At Micah House, recovering people will work on the 132-acre farm, caring for goats and sheep, doing chores and working in a garden. They have 32 goats, eight sheep and two livestock guardian dogs.
“As the farm helps to nourish and support the animals that live on its land, the goal is to support those in need of healing in the same way, by creating meaningful volunteer opportunities that provide marketable work skills, daily living skills and a sense of self worth and accomplishment through hard work, nature and acceptance, building a community of support around those in need,” Eppley-Newman said.
The farm was leased to Trinity Farms by David Eppley for $1 for the next 30 years. Eppley-Newman said the farm will survive with the help of donors.
In addition to the everyday needs like towels, food and cleaning supplies, the program also needs volunteers who can teach life skills, such as gardening, personal finance and job skills. They are also in need of monetary donations.
Applicants to the program must go through an interview and work to pay for their room. Eppley-Newman estimated that each bed will cost $500 per month.
Those who first arrive won’t be expected to pay the full $500 each month, but they will be able to perform jobs to pay back the costs.

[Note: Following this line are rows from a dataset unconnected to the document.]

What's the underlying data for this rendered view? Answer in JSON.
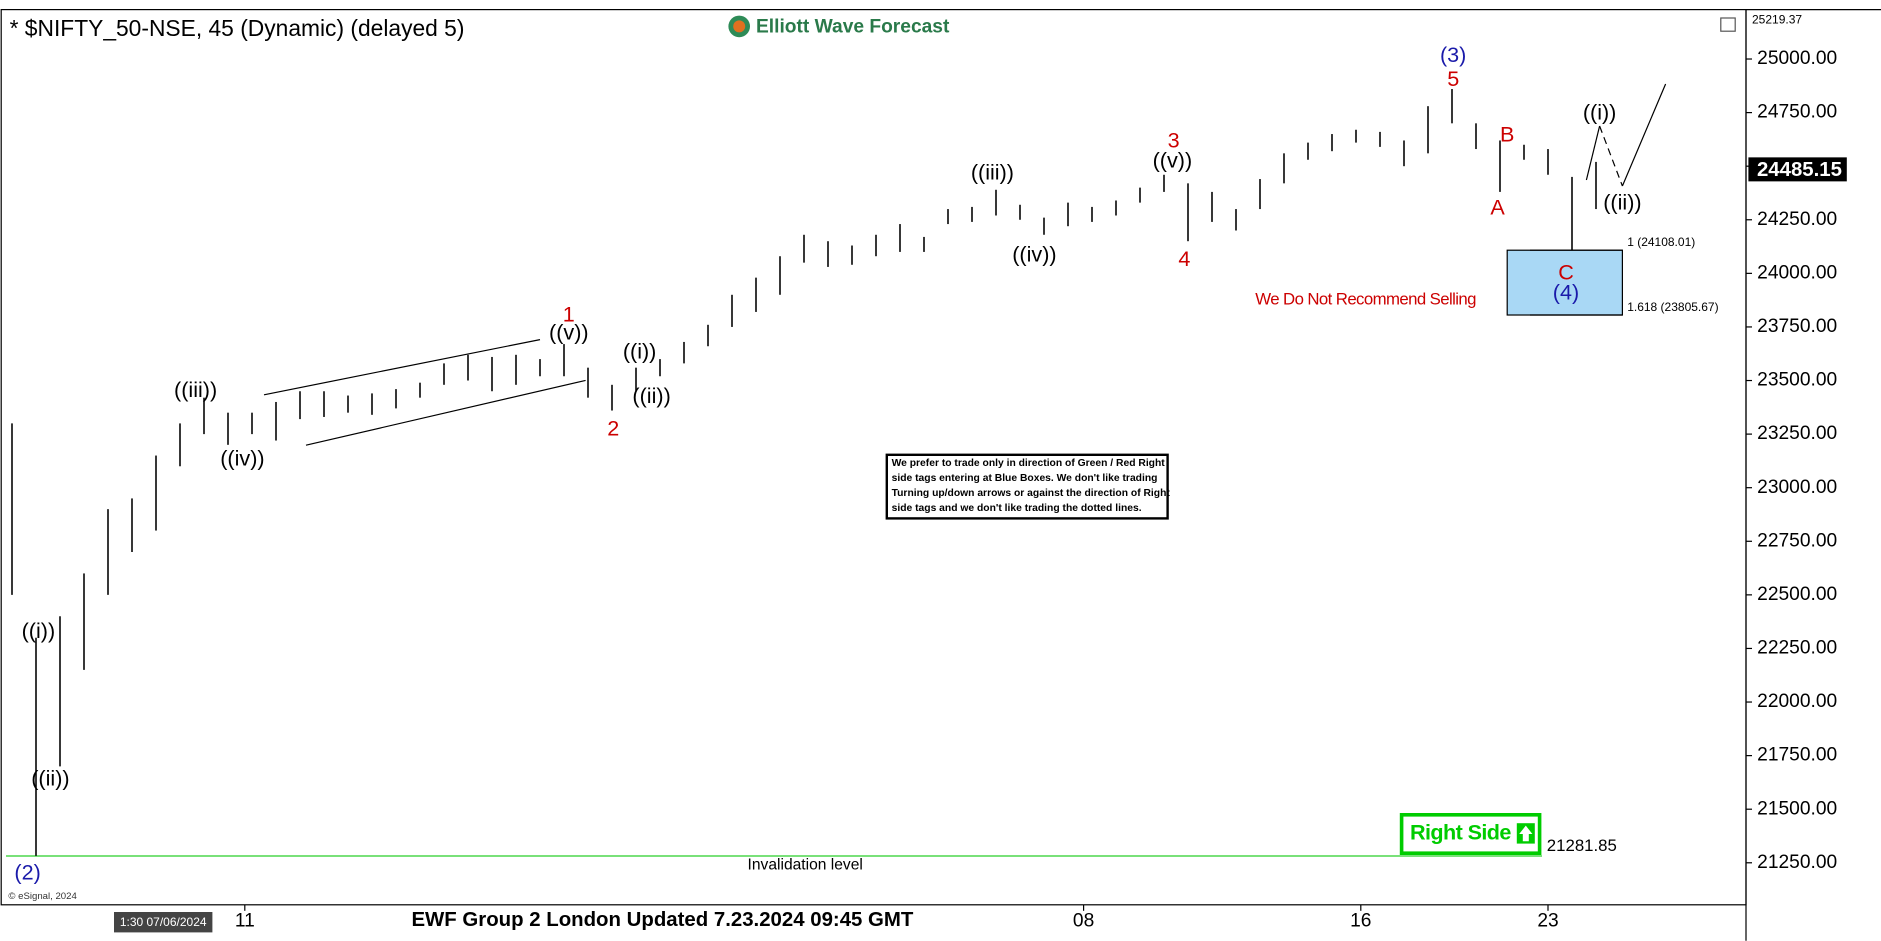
{
  "chart_data": {
    "type": "ohlc",
    "title": "* $NIFTY_50-NSE, 45 (Dynamic) (delayed 5)",
    "brand": "Elliott Wave Forecast",
    "footer": "EWF Group 2 London Updated 7.23.2024 09:45 GMT",
    "cursor_time": "1:30 07/06/2024",
    "copyright": "© eSignal, 2024",
    "color": "#000000",
    "high": [
      23300,
      22300,
      22400,
      22600,
      22900,
      22950,
      23150,
      23300,
      23420,
      23350,
      23350,
      23400,
      23450,
      23450,
      23430,
      23440,
      23460,
      23490,
      23580,
      23620,
      23610,
      23620,
      23600,
      23670,
      23560,
      23480,
      23560,
      23600,
      23680,
      23760,
      23900,
      23980,
      24080,
      24180,
      24150,
      24130,
      24180,
      24230,
      24170,
      24300,
      24310,
      24390,
      24320,
      24260,
      24330,
      24310,
      24340,
      24400,
      24460,
      24420,
      24380,
      24300,
      24440,
      24560,
      24610,
      24650,
      24670,
      24660,
      24620,
      24780,
      24860,
      24700,
      24620,
      24600,
      24580,
      24450,
      24520
    ],
    "low": [
      22500,
      21282,
      21700,
      22150,
      22500,
      22700,
      22800,
      23100,
      23250,
      23200,
      23250,
      23220,
      23320,
      23330,
      23350,
      23340,
      23370,
      23420,
      23480,
      23500,
      23450,
      23480,
      23520,
      23520,
      23420,
      23360,
      23450,
      23520,
      23580,
      23660,
      23750,
      23820,
      23900,
      24050,
      24030,
      24040,
      24080,
      24100,
      24100,
      24230,
      24240,
      24270,
      24250,
      24180,
      24220,
      24240,
      24270,
      24330,
      24380,
      24150,
      24240,
      24200,
      24300,
      24420,
      24530,
      24570,
      24610,
      24590,
      24500,
      24560,
      24700,
      24580,
      24380,
      24530,
      24460,
      24108,
      24300
    ],
    "ylim": [
      21054,
      25219.37
    ],
    "yticks": [
      {
        "value": 21250,
        "label": "21250.00"
      },
      {
        "value": 21500,
        "label": "21500.00"
      },
      {
        "value": 21750,
        "label": "21750.00"
      },
      {
        "value": 22000,
        "label": "22000.00"
      },
      {
        "value": 22250,
        "label": "22250.00"
      },
      {
        "value": 22500,
        "label": "22500.00"
      },
      {
        "value": 22750,
        "label": "22750.00"
      },
      {
        "value": 23000,
        "label": "23000.00"
      },
      {
        "value": 23250,
        "label": "23250.00"
      },
      {
        "value": 23500,
        "label": "23500.00"
      },
      {
        "value": 23750,
        "label": "23750.00"
      },
      {
        "value": 24000,
        "label": "24000.00"
      },
      {
        "value": 24250,
        "label": "24250.00"
      },
      {
        "value": 24500,
        "label": "24500.00"
      },
      {
        "value": 24750,
        "label": "24750.00"
      },
      {
        "value": 25000,
        "label": "25000.00"
      }
    ],
    "xlim": [
      -0.5,
      72.25
    ],
    "xticks": [
      {
        "value": 9.7,
        "label": "11"
      },
      {
        "value": 44.65,
        "label": "08"
      },
      {
        "value": 56.2,
        "label": "16"
      },
      {
        "value": 64,
        "label": "23"
      }
    ],
    "last_price": 24485.15,
    "annotations": [
      {
        "text": "((i))",
        "color": "#000000"
      },
      {
        "text": "((ii))",
        "color": "#000000"
      },
      {
        "text": "(2)",
        "color": "#1a1aaa"
      },
      {
        "text": "((iii))",
        "color": "#000000"
      },
      {
        "text": "((iv))",
        "color": "#000000"
      },
      {
        "text": "1",
        "color": "#cc0000"
      },
      {
        "text": "((v))",
        "color": "#000000"
      },
      {
        "text": "2",
        "color": "#cc0000"
      },
      {
        "text": "((i))",
        "color": "#000000"
      },
      {
        "text": "((ii))",
        "color": "#000000"
      },
      {
        "text": "((iii))",
        "color": "#000000"
      },
      {
        "text": "((iv))",
        "color": "#000000"
      },
      {
        "text": "3",
        "color": "#cc0000"
      },
      {
        "text": "((v))",
        "color": "#000000"
      },
      {
        "text": "4",
        "color": "#cc0000"
      },
      {
        "text": "(3)",
        "color": "#1a1aaa"
      },
      {
        "text": "5",
        "color": "#cc0000"
      },
      {
        "text": "B",
        "color": "#cc0000"
      },
      {
        "text": "A",
        "color": "#cc0000"
      },
      {
        "text": "C",
        "color": "#cc0000"
      },
      {
        "text": "(4)",
        "color": "#1a1aaa"
      },
      {
        "text": "((i))",
        "color": "#000000"
      },
      {
        "text": "((ii))",
        "color": "#000000"
      }
    ],
    "warning": "We Do Not Recommend Selling",
    "note": [
      "We prefer to trade only in direction of Green / Red Right",
      "side tags entering at Blue Boxes. We don't like trading",
      "Turning up/down arrows or against the direction of Right",
      "side tags and we don't like trading the dotted lines."
    ],
    "target_box": {
      "levels": [
        24108.01,
        23805.67
      ],
      "labels": [
        "1 (24108.01)",
        "1.618 (23805.67)"
      ]
    },
    "invalidation": {
      "value": 21281.85,
      "label": "Invalidation level"
    },
    "badge": "Right Side"
  }
}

“We’re all healing from something,” Eppley-Newman said. “Your past does not define your future.”
Justyn Patton, a certified recovery specialist at Twin Lakes Center, said that he was able to recover from his addictions because of programs that help veterans. They gave him a place to stay while he got on his feet.
Without a proper place to recover, away from temptation, he said he may not be alive.
“The reality is that, right now, there’s somebody out there cooking meth. There’s somebody doing heroin for the last time,” he said.